Her actual christened
name was "Franklin Birkinshaw" (something to do with
her mother's interest in numerology) which she feels contributed
to her being accepted at St. Andrews and permitted to study
economics: the school assumed she was a male student applicant.
In her early twenties
she was briefly married to a man more than twenty years her
senior. It is not clear whether she had her first son during this
marriage or earlier.
Raising her son as a
single mother, she looks back on her twenties as times fraught
with "odd jobs and hard times." She worked on the
problem page of the Daily Mirror and then as a copywriter for the
Foreign Office. She then embarked on an extremely successful
career as an advertising copywriter becoming famous for her
slogan 'Go to work on an egg'.
"Advertising was
the only thing I could do in order to earn a decent enough living.
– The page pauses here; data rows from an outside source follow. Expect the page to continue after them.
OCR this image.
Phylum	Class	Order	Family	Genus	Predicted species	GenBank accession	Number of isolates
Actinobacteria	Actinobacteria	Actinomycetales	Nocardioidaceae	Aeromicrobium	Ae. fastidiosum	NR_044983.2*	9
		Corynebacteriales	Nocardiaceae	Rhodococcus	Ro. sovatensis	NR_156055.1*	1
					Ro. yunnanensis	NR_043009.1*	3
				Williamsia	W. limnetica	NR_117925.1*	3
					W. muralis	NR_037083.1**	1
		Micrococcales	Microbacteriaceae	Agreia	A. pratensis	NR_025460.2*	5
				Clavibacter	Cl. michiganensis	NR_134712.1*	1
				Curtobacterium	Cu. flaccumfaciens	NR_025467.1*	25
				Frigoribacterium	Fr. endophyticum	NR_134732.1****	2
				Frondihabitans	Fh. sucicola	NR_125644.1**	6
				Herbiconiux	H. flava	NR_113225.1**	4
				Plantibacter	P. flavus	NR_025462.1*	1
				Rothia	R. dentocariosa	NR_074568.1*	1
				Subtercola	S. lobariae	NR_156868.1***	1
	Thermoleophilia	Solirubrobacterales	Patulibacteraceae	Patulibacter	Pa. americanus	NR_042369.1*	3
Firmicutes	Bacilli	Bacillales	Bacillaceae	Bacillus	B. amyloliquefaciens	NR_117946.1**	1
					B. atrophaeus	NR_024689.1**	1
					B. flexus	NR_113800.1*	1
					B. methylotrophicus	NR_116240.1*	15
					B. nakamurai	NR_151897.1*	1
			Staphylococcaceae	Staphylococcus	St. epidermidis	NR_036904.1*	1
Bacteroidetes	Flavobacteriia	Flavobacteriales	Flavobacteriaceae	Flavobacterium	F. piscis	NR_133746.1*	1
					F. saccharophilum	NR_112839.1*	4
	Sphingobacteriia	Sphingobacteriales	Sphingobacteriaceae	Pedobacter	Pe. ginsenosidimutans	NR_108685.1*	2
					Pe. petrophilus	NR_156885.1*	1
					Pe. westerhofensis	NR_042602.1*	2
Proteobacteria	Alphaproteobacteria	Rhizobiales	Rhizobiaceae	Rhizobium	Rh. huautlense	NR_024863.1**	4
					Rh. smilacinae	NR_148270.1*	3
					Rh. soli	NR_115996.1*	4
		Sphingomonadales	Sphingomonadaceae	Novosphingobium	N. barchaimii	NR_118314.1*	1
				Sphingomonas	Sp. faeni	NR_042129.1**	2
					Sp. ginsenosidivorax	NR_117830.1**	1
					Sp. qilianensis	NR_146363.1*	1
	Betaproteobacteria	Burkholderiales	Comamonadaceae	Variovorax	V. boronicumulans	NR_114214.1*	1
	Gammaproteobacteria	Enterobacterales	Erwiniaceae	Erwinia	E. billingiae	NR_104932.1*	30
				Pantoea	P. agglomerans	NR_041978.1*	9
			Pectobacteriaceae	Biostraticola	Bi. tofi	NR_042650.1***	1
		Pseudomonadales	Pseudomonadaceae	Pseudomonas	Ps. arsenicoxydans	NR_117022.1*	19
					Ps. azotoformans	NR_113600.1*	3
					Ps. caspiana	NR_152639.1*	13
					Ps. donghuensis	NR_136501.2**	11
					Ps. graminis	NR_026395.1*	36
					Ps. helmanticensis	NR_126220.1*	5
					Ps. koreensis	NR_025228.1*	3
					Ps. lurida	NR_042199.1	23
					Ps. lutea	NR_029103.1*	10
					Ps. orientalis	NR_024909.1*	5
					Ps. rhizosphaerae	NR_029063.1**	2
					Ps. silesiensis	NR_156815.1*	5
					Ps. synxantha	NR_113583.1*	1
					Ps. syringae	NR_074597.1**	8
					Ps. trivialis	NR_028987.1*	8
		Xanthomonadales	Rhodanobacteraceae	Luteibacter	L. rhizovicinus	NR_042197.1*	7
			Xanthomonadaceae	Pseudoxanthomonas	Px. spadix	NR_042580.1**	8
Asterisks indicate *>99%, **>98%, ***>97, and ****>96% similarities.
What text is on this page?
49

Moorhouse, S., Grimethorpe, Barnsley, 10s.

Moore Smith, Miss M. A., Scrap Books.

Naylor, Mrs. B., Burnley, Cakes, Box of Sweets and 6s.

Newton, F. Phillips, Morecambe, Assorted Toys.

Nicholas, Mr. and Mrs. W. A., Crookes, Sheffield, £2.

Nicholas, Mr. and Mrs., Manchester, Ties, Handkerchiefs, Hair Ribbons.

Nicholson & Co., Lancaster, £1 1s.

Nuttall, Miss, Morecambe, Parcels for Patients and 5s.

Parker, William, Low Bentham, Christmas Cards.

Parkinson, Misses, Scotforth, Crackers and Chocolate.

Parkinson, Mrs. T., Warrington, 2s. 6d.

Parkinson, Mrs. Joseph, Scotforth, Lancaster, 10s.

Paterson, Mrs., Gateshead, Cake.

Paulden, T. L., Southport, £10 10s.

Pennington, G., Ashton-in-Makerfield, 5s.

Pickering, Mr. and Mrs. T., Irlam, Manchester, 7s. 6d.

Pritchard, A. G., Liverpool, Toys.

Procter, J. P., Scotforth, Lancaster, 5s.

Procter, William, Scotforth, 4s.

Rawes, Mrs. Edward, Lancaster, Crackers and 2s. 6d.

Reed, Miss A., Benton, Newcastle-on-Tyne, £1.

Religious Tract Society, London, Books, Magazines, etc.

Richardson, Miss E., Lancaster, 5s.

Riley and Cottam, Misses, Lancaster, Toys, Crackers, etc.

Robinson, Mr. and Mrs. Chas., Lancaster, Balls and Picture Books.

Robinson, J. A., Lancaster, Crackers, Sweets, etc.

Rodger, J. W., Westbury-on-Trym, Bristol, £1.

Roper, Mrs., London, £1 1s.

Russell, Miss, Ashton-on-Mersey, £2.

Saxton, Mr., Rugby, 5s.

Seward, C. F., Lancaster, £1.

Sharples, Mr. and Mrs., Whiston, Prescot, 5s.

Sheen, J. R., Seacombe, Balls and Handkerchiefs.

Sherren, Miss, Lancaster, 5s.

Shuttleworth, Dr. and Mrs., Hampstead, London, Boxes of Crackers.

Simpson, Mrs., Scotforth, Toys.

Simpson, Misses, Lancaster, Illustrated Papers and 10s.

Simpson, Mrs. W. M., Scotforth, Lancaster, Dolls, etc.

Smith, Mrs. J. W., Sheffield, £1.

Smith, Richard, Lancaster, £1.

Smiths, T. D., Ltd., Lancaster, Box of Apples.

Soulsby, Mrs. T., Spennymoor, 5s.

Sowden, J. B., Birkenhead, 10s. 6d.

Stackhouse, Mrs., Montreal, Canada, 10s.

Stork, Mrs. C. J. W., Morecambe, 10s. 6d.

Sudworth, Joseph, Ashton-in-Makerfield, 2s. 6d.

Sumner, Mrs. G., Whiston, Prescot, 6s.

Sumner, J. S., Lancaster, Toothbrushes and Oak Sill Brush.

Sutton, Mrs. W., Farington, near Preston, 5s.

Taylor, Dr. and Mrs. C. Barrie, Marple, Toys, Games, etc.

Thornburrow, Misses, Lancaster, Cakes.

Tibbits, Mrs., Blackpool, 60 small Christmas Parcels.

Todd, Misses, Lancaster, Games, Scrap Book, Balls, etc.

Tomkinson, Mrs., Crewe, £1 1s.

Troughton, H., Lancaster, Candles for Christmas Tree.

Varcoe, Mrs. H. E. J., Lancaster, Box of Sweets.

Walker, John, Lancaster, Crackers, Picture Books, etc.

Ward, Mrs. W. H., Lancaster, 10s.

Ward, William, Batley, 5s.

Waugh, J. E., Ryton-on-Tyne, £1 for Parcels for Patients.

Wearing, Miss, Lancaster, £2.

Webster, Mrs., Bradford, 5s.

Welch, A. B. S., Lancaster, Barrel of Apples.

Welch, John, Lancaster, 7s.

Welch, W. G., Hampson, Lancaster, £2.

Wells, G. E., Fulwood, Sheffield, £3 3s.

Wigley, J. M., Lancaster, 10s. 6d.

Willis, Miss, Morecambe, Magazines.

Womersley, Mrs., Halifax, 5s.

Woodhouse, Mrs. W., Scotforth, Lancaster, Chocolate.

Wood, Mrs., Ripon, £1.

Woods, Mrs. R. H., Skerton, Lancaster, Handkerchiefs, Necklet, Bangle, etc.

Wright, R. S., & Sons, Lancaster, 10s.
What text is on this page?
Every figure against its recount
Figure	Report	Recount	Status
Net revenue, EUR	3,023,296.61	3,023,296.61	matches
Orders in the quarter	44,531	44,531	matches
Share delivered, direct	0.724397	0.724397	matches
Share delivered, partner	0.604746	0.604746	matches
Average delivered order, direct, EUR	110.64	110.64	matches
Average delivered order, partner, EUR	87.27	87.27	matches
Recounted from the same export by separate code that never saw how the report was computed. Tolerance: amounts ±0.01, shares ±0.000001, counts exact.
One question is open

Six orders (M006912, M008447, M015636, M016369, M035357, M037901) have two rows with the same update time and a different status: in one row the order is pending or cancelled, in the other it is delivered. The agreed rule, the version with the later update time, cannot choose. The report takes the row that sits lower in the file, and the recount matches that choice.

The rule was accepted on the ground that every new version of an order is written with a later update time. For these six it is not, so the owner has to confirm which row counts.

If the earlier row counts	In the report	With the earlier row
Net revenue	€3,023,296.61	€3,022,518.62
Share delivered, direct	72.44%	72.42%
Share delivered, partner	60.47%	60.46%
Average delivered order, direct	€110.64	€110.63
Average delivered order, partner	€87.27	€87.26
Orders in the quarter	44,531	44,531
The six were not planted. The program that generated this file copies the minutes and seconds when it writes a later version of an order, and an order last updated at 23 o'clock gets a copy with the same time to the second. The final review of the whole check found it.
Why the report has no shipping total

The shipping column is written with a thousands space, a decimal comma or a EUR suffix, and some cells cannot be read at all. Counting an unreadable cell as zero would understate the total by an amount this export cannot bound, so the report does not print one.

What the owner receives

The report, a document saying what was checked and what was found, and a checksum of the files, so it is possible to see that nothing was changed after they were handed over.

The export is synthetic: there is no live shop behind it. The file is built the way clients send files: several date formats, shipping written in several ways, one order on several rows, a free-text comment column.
. . I did it for about eight years."
She married Roy Weldon
in 1962 and had three more sons. She then went through a mid-life
crisis: "I was thirty, inadequate and depressed and ignorant,
and knew it." She went through psychoanalysis, which gave
her the self-knowledge and courage to give up advertising and
start writing. Her first novel, The Fat Woman's Joke,
was published in 1967, but by then she had already written some
fifty plays for radio, stage, or television, the most well-known
being Upstairs, Downstairs and her
adaptation of Jane Austen's Pride and Prejudice.
For the next 30 years
she built a wonderfully successful career, publishing over 20
novels, collections of short stories, television movies,
newspaper and magazine articles and becoming a well-known face
and voice on the BBC. She and Ron divided their time between
bucolic splendour in Somerset and a flat in London.
However, he appears to
have been very much like the philandering husbands in her books
because, like the plot of one of her novels (Affliction),
he left her, refused to speak to her for 2 years and went off
with his new-age therapist who had convinced him they were
astrologically compatible. The day after their divorce came
through in June 1994, Ron dropped dead of a stroke.
Fay subsequently married
Nick Fox, a poet 15 years her junior, and her writing and career
continue to flourish. They live in Hamptead, London.